By Trevor Hunnicutt and Steve Holland
WASHINGTON (Reuters) -President Joe Biden asked Congress for $33 billion to support Ukraine – a dramatic escalation of U.S. funding for the war with Russia – and the Ukrainian president pleaded with lawmakers to give the request a swift approval.
The funding request includes over $20 billion for weapons, ammunition and other military assistance, as well as $8.5 billion in direct economic assistance to the Ukrainian government and $3 billion in humanitarian aid. It is intended to cover the war effort’s needs through September, the end of the fiscal year.
“We need this bill to support Ukraine in its fight for freedom,” Biden said at the White House after signing the request on Thursday. “The cost of this fight – it’s not cheap – but caving to aggression is going to be more costly.”
The United States has ruled out sending its own or NATO forces to Ukraine but Washington and its European allies have supplied weapons to Kyiv such as drones, Howitzer heavy artillery, anti-aircraft Stinger and anti-tank Javelin missiles.
Ukrainian president Volodymyr Zelenskiy hailed what he called “a very important step” by the United States.

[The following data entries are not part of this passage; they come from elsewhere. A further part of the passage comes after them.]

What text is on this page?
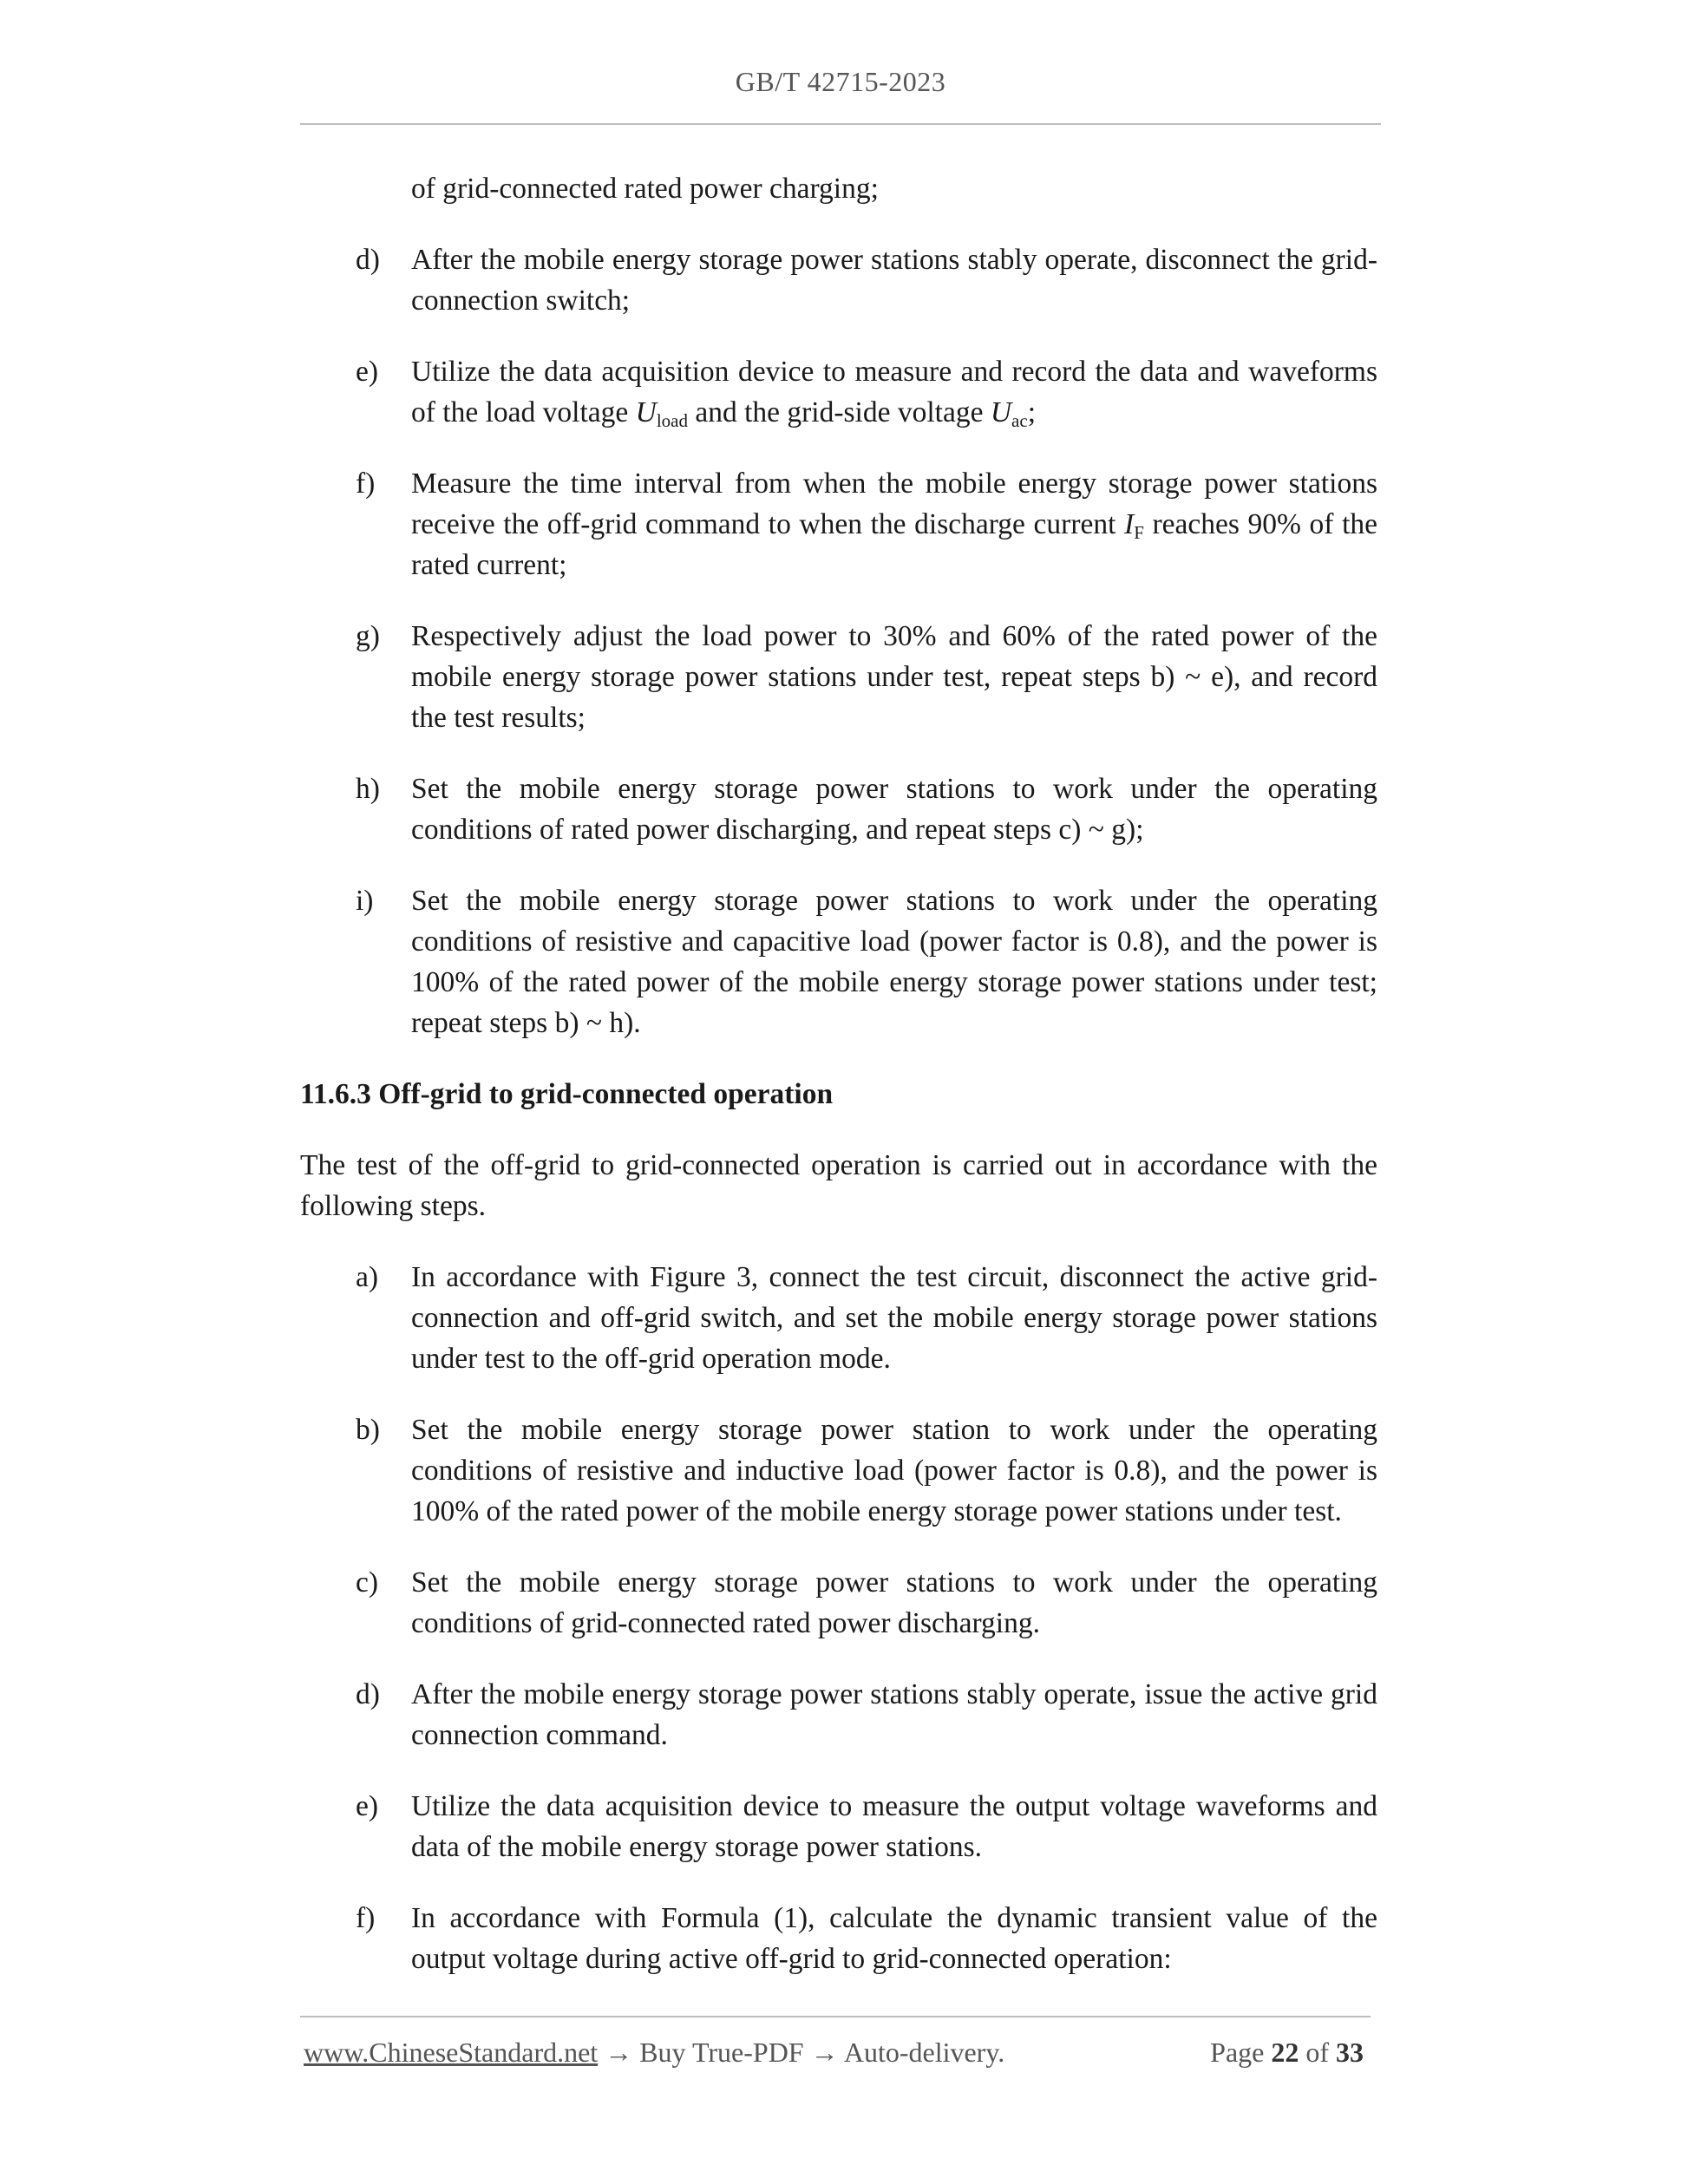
GB/T 42715-2023
of grid-connected rated power charging;
d) After the mobile energy storage power stations stably operate, disconnect the grid-connection switch;
e) Utilize the data acquisition device to measure and record the data and waveforms of the load voltage $U_{load}$ and the grid-side voltage $U_{ac}$;
f) Measure the time interval from when the mobile energy storage power stations receive the off-grid command to when the discharge current $I_F$ reaches 90% of the rated current;
g) Respectively adjust the load power to 30% and 60% of the rated power of the mobile energy storage power stations under test, repeat steps b) ~ e), and record the test results;
h) Set the mobile energy storage power stations to work under the operating conditions of rated power discharging, and repeat steps c) ~ g);
i) Set the mobile energy storage power stations to work under the operating conditions of resistive and capacitive load (power factor is 0.8), and the power is 100% of the rated power of the mobile energy storage power stations under test; repeat steps b) ~ h).
11.6.3 Off-grid to grid-connected operation
The test of the off-grid to grid-connected operation is carried out in accordance with the following steps.
a) In accordance with Figure 3, connect the test circuit, disconnect the active grid-connection and off-grid switch, and set the mobile energy storage power stations under test to the off-grid operation mode.
b) Set the mobile energy storage power station to work under the operating conditions of resistive and inductive load (power factor is 0.8), and the power is 100% of the rated power of the mobile energy storage power stations under test.
c) Set the mobile energy storage power stations to work under the operating conditions of grid-connected rated power discharging.
d) After the mobile energy storage power stations stably operate, issue the active grid connection command.
e) Utilize the data acquisition device to measure the output voltage waveforms and data of the mobile energy storage power stations.
f) In accordance with Formula (1), calculate the dynamic transient value of the output voltage during active off-grid to grid-connected operation:
www.ChineseStandard.net → Buy True-PDF → Auto-delivery.	Page 22 of 33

“I am thankful to the American people and personally to President Biden for it. I hope that Congress will quickly approve this request for help to our state,” he said in a late night video address.
Biden’s proposal would also let U.S. officials seize more Russian oligarchs’ assets, give the cash from those seizures to Ukraine, and further criminalize sanctions dodging, the White House said.
That would include letting the Justice Department use the strict U.S. racketeering law once deployed against the mafia, the Racketeer Influenced and Corrupt Organizations (RICO) Act, to build cases against people who evade sanctions.
Biden also wants to give prosecutors more time to build such cases by extending the statute of limitations on money laundering prosecutions to 10 years, instead of five. He would also make it a criminal act to hold money knowingly taken from corrupt dealings with Russia, according to a summary of the legislative proposals.
The measures are part of U.S. efforts to isolate and punish Russia for its Feb. 24 invasion of Ukraine, as well as to help Kyiv recover from a war that has reduced cities to rubble and forced more than 5 million people to flee abroad.
Biden has already asked for record peacetime sums to fund Pentagon research and development, and efforts to counter perceived threats from countries including Russia.
The full package represents a fifth of pre-war Ukrainian annual economic output, and the $20 billion U.S. military assistance alone is about a third of what the Russian military spent overall last year, before the war began.
A package would include food security assistance, economic stimulus for Ukraine and funding to use the Cold War-era Defense Production Act to expand domestic production of key minerals in short supply due to the war.
But the funding measure may face issues on Capitol Hill. Biden asked for $22.5 billion in money for the COVID-19 response in March and Democrats with narrow control of the Senate and House of Representatives may push to have that passed at the same time as the Ukraine measure.
While lawmakers are broadly supportive of spending on Ukraine, Republican congressional aides said on Thursday that efforts to combine the war funding with the pandemic response could make it difficult to pass.
“I don’t care how they do it,” Biden said. “They can do it separately or together, but we need them both.”
U.S. military aid to Ukraine has topped $3 billion since Russia launched what it calls a “special military operation” to demilitarize Ukraine and protect it from fascists. Kyiv and its Western allies reject that as a false pretext.
The United States and its European allies have frozen $30 billion of assets held by wealthy individuals with ties to Russian President Vladimir Putin, including yachts, helicopters, real estate and art, the Biden administration has said.